Strage di reporter


La giornalista María Elena Ferral è stata assassinata in Messico: in passato aveva denunciato i legami tra narcotrafficanti e politica nello Stato di Veracruz. Il paese centroamericano è il più pericoloso per i cronisti: lo scorso anno sono stati dieci quelli uccisi e ben 108 dal 2006. Nel 99% dei casi i delitti sono rimasti impuniti.

“No se mata la verdad matando periodistas”. È questo il forte messaggio che arriva da Xalapa, siamo nel cuore dello Stato di Veracruz in Messico, dove da alcuni giorni prosegue il cordoglio per l’attentato alla giornalista María Elena Ferral. Due sicari a bordo di una moto l’hanno sorpresa mentre usciva da un ufficio notarile a Papantla, cittadina afflitta dalla guerra che i narcos combattono per il controllo dei territori. Colpita da otto proiettili, la cronista è stata portata all’ospedale regionale di “Poza Rica”, dove tuttavia è morta.

María Elena Ferral era nota per le sue inchieste volte a denunciare la corruzione della classe dirigente locale. L’infiltrazione del narcotraffico all’interno degli ambienti politici era diventato il mostro da denudare. E contro quest’ultimo, la sua arma è stata sempre la libera informazione. Da cronista ha collaborato con la testata locale di Papantla, El Diario de Xalapa, ma soprattutto dal 2016 pubblicava nel sito internet da lei creato, Quinto Poder, indiscrezioni e indagini giornalistiche sulle attività criminali e la collusione tra malaffare e agenti di polizia.

Proprio a causa di questa sua attività “fuori dagli schemi” la Ferral era stata più volte minacciata nel corso degli ultimi anni. Le autorità di Veracruz le avevano assegnato una scorta, revocata di recente. Ora sono gli stessi apparati di sicurezza che pretendono la verità. In particolare la “Fiscalía General del Estado” indaga sul caso e promette di “consegnare alla giustizia i responsabili, chiunque si tratti”. Una formula, quest’ultima, che denuncia una particolare forma di omertà tra i funzionari statali, che adesso si promette di lasciare alle spalle.

Intanto si sommano nel Paese centroamericano i casi di cronisti imbavagliati fino alla morte. Durante una delle numerose proteste in corso a Xalapa, una collega della Ferral, Verónica Huerta, ha denunciato altri 28 casi di giornalisti uccisi nel solo stato di Veracruz. Qui, poco meno di tre settimane fa, un’altra giornalista Blanca Mireya Ulloa, direttrice del quotidiano “La Opinion” è stata vittima di un orribile attacco a colpi di pugnalate mentre percorreva il tragitto verso casa.
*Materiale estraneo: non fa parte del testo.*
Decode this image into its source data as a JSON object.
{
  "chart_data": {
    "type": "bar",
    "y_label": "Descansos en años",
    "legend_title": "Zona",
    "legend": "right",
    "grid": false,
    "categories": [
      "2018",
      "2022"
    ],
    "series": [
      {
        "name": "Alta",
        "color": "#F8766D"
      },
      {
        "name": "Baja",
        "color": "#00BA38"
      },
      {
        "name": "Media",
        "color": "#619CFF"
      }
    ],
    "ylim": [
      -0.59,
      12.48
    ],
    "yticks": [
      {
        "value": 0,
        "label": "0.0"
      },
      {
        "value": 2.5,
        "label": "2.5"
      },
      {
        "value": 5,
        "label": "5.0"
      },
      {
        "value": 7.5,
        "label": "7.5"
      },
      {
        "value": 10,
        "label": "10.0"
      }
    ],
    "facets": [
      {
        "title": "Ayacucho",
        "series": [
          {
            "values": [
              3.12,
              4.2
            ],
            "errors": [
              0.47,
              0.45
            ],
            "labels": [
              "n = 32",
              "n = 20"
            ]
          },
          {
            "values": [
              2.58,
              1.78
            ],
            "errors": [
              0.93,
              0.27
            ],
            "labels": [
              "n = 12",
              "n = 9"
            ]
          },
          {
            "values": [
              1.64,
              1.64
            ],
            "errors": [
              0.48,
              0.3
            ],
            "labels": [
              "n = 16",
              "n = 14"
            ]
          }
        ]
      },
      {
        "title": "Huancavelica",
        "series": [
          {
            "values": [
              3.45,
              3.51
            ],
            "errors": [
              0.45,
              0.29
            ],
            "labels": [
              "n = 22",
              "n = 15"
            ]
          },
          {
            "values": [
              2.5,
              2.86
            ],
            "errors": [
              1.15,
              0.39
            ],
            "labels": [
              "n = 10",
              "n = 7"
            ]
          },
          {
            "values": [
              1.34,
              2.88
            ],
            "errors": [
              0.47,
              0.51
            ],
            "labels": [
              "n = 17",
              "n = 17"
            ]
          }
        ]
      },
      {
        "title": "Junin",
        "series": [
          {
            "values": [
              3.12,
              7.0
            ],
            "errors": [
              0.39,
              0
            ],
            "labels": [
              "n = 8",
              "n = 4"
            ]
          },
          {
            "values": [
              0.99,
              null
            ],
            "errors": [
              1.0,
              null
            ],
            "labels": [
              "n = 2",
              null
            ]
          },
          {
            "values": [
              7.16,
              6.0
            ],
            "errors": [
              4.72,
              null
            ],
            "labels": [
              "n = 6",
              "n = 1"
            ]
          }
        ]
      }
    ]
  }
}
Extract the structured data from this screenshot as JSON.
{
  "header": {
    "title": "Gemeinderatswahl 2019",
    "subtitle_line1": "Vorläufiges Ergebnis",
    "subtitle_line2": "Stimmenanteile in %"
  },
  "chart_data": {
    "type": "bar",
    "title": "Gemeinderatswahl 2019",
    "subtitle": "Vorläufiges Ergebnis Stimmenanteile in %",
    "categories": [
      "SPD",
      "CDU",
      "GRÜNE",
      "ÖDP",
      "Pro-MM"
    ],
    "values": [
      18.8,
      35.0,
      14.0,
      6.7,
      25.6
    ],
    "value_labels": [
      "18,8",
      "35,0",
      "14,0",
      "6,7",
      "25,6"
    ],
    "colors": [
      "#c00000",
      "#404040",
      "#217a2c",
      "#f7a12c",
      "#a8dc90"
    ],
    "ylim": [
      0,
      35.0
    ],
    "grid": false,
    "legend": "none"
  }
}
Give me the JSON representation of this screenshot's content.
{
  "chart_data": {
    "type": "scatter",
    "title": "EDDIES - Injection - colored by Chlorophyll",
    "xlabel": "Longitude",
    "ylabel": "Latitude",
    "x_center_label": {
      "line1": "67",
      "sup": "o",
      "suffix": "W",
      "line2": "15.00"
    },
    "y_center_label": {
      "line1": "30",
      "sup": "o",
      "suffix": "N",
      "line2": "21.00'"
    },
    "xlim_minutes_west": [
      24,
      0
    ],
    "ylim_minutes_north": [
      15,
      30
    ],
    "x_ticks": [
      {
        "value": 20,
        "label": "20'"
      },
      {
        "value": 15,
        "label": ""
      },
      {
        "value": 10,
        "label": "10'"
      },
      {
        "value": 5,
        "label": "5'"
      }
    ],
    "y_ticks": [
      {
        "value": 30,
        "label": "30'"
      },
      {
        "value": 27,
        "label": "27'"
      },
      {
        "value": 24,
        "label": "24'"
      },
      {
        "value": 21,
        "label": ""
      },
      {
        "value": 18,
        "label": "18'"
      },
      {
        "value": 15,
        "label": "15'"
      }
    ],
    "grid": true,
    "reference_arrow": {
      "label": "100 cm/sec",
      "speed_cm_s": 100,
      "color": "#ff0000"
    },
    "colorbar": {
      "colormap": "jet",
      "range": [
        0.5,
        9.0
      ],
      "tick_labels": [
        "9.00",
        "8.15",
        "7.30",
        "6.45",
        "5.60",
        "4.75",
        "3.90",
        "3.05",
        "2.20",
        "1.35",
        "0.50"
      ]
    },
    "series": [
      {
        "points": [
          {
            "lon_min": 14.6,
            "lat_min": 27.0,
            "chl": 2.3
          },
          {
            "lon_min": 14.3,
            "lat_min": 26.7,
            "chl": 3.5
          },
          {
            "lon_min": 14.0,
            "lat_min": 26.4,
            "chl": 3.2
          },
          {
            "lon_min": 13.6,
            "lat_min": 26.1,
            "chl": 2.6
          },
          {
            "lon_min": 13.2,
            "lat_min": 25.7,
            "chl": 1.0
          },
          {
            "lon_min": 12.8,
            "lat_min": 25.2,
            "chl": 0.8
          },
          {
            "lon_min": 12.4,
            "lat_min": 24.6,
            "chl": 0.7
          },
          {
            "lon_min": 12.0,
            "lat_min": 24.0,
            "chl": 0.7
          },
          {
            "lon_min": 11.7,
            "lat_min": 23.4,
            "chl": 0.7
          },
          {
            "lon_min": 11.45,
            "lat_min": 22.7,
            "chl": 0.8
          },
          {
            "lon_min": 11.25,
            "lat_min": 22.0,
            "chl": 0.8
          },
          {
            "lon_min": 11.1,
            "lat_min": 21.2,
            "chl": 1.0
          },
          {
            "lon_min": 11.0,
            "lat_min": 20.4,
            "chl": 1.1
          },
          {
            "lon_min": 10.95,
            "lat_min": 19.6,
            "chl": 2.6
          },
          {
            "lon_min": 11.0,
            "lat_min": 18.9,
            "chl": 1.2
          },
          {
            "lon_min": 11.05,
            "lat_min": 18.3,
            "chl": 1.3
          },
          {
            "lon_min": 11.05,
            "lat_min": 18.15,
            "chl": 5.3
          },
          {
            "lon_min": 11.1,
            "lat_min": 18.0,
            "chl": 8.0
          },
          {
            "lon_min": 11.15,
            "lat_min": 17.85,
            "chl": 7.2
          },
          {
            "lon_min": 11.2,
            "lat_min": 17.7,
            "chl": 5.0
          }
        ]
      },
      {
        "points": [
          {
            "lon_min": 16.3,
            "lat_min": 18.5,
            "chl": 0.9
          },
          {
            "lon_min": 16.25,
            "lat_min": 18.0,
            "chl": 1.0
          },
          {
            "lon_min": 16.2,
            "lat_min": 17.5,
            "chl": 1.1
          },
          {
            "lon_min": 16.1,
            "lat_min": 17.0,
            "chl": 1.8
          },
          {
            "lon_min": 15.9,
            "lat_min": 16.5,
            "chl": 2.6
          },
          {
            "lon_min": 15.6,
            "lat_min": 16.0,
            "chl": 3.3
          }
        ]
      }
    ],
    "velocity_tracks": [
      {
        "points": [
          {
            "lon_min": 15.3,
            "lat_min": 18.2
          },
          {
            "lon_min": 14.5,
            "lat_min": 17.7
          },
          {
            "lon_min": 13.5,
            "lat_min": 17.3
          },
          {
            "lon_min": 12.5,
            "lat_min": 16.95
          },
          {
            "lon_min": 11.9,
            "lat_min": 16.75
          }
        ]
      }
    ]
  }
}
Fortunatamente è riuscita a salvarsi, ma restano le continue minacce di morte a carico della donna, per intimidirla e costringerla a cessare le sue pubblicazioni.

Di tutte queste vicende si occupa l’organizzazione internazionale “Reporter senza frontiere”, attiva in tutto il mondo per informare sui tentavi di arrestare la libertà d’informazione. Nel caso del Messico la Ong riporta che “sebbene il Paese non si trovi in uno stato di guerra (almeno ufficialmente ndr.) i media messicani risultano immersi in una grave spirale di violenza ed impunità di fronte la legge. Il Messico continua ad essere la più pericolosa nazione latino-americana per la stampa a tutti i livelli”. L’organizzazione conta anche un numero di cento cronisti uccisi dal 2006, quando il Paese ha iniziato una dura lotta per estirpare i narcos. Dieci lo scorso anno, mentre quello occorso a Maria Elena Ferral, è il primo delitto che si registra nel 2020.

Intanto questa dichiarazione di guerra alla libertà di stampa è giunto anche tra i corridoi delle diplomazie del Vecchio Continente. Infatti la delegazione dell’Unione Europea in Messico ha voluto manifestare la propria preoccupazione per la mancanza di risultati nelle indagini aperte sui casi precedenti all’uccisione della giornalista. L’organismo diplomatico ha anche ribadito il proprio appoggio a tutti gli organi di stampa che promuovono il diritto ad un’informazione libera e trasparente. Nel messaggio si legge: “l’esistenza di mezzi di comunicazione liberi e indipendenti è una condizione indispensabile per lo sviluppo e la protezione della democrazia”.